A tornare ad affrontare il tema delle responsabilità in caso di manomissione di un cronotachigrafo è una recente sentenza della Corte di Cassazione – Sentenza n. 4890 del 31 gennaio 2019 – che interviene, in particolare, sulla “manomissione del dispositivo interagente con il cronotachigrafo del trattore stradale”.
Segnaliamo che il trattore stradale è un veicolo adibito al traino di semirimorchi con cui viene a formare, nel trasporto su strada, dei cosiddetti “autoarticolati”.
L’evento, la manomissione e il ricorso
Nella pronuncia della Corte di Cassazione si indica che con una sentenza predibattimentale del 22 marzo 2016 “il Tribunale di Livorno ha dichiarato non doversi procedere nei confronti di P.GL. in relazione al reato a lui contestato di cui all’art. 437 cod. pen. per non essere il fatto previsto dalla legge come reato”.

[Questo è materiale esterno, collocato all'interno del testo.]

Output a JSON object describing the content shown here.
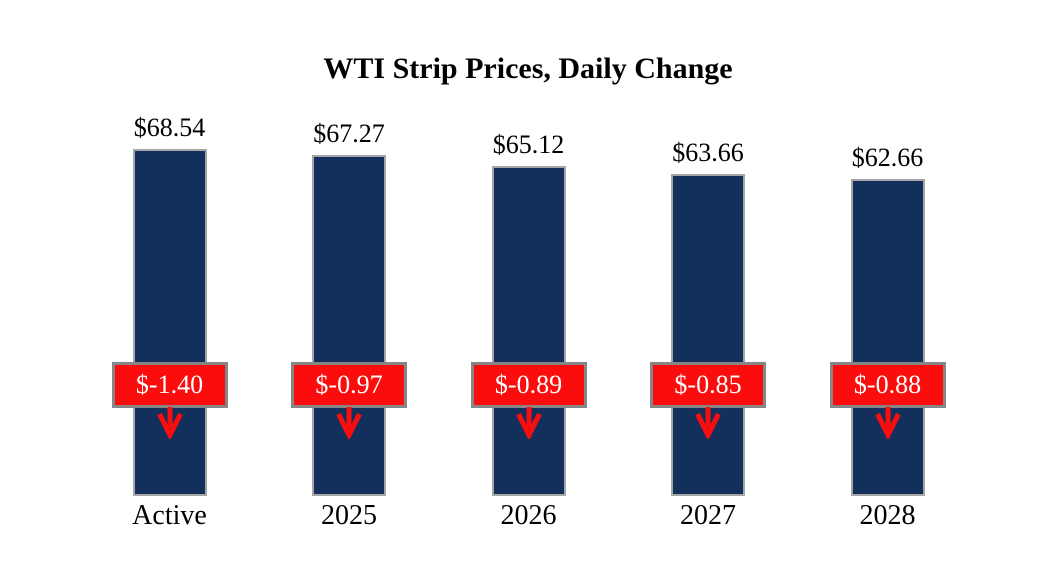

E la contestazione riguardava “la manomissione del dispositivo interagente con il cronotachigrafo del trattore stradale in uso all’imputato, attuata con l’applicazione di ‘un magnete in prossimità del sensore di un movimento dell’albero di trasmissione’ e funzionale alla registrazione di un minore numero di ore di impiego rispetto a quelle effettive”.
E si indica che la questione di diritto – che è sottesa alla vicenda e che riguarda la “rilevanza concorrente/alternativa della condotta ascritta ai fini della legge penale, sì come contestata, ovvero ai sensi dell’art. 179, secondo comma, cod. strad.” – andava risolta “applicando esclusivamente la disciplina relativa all’illecito amministrativo, presentando lo stesso elementi specializzanti rispetto alla norma penale, rappresentati dal fatto che la violazione amministrativa era irrogabile solo a ‘chiunque circola’, e non a ‘chiunque’ in genere, e la condotta di manomissione e alterazione riguardava solo lo specifico apparecchio denominato cronotachigrafo, e non qualsiasi dispositivo destinato alla prevenzione dagli infortuni”.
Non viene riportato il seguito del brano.